The novel follows Marco, a little kid, as he walks home from school and makes up an elaborate fantasy story about the people and automobiles he sees along Mulberry Street to tell his father.
The original 1937 edition of the book was published by Vanguard Press. When he gets home, though, he decides to tell his father about what he truly saw: a plain horse and cart.
Brief Synopsis of the Book
Suddenly, a boring old horse and waggon driving along Mulberry Street becomes the most epic tale ever!
On his way home from school one day, Young Marco lets his mind wander and his creativity flow into a fantastical story.

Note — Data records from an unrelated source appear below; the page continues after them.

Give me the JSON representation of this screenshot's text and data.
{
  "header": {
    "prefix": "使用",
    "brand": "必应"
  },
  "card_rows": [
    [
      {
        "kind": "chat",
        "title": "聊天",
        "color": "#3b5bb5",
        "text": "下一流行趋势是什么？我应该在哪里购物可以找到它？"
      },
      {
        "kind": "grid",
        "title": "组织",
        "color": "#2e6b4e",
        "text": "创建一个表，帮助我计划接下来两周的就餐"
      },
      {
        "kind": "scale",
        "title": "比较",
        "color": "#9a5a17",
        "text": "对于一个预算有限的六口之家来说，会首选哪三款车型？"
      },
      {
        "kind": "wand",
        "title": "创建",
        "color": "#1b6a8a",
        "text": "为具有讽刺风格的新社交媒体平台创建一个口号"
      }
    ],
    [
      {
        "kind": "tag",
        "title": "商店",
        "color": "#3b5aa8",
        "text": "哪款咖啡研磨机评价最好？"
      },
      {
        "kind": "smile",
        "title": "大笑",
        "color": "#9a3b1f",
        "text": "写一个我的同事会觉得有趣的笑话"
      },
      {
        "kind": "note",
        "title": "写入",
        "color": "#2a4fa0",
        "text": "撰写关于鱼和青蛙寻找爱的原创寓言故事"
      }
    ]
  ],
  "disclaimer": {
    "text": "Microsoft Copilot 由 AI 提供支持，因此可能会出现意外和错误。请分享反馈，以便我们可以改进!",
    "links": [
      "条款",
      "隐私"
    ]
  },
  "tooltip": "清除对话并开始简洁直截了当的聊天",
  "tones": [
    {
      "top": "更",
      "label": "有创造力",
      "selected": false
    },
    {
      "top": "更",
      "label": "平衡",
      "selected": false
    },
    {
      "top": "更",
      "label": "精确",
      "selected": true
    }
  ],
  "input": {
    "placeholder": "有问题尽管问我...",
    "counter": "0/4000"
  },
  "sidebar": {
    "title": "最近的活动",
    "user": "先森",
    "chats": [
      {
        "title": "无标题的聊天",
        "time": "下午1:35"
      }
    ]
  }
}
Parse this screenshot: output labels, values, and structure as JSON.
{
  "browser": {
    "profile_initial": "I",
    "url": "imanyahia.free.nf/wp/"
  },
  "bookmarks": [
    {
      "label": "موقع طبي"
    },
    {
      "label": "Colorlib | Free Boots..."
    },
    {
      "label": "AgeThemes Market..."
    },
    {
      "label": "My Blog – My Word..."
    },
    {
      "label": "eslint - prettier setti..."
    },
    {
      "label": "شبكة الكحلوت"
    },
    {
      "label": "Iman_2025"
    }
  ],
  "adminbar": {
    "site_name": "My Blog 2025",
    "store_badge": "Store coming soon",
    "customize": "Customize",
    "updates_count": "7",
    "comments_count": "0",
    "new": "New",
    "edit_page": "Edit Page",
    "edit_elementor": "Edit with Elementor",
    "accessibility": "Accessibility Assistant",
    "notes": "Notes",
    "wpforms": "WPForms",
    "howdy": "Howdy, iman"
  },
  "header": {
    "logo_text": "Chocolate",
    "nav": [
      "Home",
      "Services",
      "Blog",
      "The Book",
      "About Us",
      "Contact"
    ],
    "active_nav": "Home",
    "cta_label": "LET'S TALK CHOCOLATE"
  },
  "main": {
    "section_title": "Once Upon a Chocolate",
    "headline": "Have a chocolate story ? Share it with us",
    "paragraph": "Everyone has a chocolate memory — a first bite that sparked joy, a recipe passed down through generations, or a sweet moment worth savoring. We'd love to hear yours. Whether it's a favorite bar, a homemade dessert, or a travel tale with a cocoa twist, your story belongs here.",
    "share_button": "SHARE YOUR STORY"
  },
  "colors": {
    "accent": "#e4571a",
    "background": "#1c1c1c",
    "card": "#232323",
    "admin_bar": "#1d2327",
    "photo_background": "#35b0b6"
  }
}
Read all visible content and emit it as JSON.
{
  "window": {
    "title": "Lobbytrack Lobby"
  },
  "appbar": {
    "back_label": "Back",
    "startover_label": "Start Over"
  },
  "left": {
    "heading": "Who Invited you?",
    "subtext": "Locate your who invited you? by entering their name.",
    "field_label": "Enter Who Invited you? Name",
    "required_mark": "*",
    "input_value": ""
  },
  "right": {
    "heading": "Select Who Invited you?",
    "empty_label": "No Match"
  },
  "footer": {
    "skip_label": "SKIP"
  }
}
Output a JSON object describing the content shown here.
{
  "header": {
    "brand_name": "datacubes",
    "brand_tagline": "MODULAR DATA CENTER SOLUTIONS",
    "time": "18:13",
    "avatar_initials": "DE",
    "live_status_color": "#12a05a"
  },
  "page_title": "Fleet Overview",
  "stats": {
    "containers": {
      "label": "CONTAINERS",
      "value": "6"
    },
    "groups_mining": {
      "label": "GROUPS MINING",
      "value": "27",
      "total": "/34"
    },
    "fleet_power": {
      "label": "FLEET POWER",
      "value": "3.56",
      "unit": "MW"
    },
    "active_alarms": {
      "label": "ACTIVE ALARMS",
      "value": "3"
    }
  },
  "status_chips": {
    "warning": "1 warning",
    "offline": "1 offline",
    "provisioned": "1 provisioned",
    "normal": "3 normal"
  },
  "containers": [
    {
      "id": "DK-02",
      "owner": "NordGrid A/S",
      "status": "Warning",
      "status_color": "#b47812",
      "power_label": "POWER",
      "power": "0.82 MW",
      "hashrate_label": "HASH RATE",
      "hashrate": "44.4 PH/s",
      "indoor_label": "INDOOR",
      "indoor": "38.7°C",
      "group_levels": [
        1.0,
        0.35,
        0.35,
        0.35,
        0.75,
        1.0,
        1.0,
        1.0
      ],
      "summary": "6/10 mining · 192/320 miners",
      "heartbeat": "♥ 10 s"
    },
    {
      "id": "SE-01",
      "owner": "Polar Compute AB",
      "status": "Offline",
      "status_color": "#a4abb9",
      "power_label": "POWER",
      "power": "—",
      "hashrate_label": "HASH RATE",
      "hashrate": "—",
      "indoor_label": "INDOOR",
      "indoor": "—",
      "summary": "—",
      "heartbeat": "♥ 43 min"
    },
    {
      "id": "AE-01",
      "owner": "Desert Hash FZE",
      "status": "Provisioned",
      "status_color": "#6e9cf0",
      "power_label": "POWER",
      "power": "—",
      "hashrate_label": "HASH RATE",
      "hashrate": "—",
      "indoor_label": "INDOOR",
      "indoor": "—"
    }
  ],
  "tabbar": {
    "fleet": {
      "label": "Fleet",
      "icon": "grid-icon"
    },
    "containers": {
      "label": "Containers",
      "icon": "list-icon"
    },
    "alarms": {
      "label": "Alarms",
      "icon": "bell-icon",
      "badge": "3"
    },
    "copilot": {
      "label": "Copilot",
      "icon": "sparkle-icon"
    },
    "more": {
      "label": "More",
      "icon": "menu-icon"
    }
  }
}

Young Marco creates a colourful ensemble of characters out of little more than a horse and cart, making Mulberry Street the talk of the town.
This tale, although it is now over 75 years old, never seems to date. McElligot’s Pool also displays Marco’s unique brand of optimism.
For More Than 50 Years, Author Has Been Inspiring Young Readers
For more than half a century, Dr. Seuss has been inspiring young readers and fostering a love of reading among young children with his special blend of off-the-wall stories.
Off-the-wall illustrations, and riotous rhymes. Dr. Seuss, author of the delightfully anarchic “Cat in the Hat”
And widely considered one of the best children’s authors of all time, has sold nearly half a billion copies of his books around the world.
The Book Got 20 Rejections Prior
Twenty publishing houses passed on Geisel’s work before he bumped into an old college classmate who had recently become the juvenile editor at Vanguard Press.
The book received acclaim from critics after its release by Vanguard, but sales were less than stellar.
Later criticism of the novel has zeroed in on Geisel’s early life and the likelihood that the title street is based on a real place in Springfield, Massachusetts.
Where Geisel grew up. Later works by Geisel featured fictionalised versions of Springfield, and Marco made a return appearance in Dr. Seuss’s 1947 book, McElligot’s Pool.
The Seuss Estate decided to pull the book from shelves in March 2021 because of concerns over potentially harmful content.
The Dr. Seuss universe is experiencing a severe storm. The estate of the late children’s author Dr. Seuss has stated that it will no longer publish six of his books due to their “hurtful and inaccurate portrayal of people.”
Some individuals opposed to the revelation, calling it the “cancellation” of Dr. Seuss, and the dispute quickly escalated.
(The real name of Theodor Seuss Geisel, who wrote under the pen name “Dr. Seuss,” is Theodor Geisel.)
Some readers of The Green Eggs and Ham were relieved that the author had finally addressed their concerns regarding the author’s use of racist images.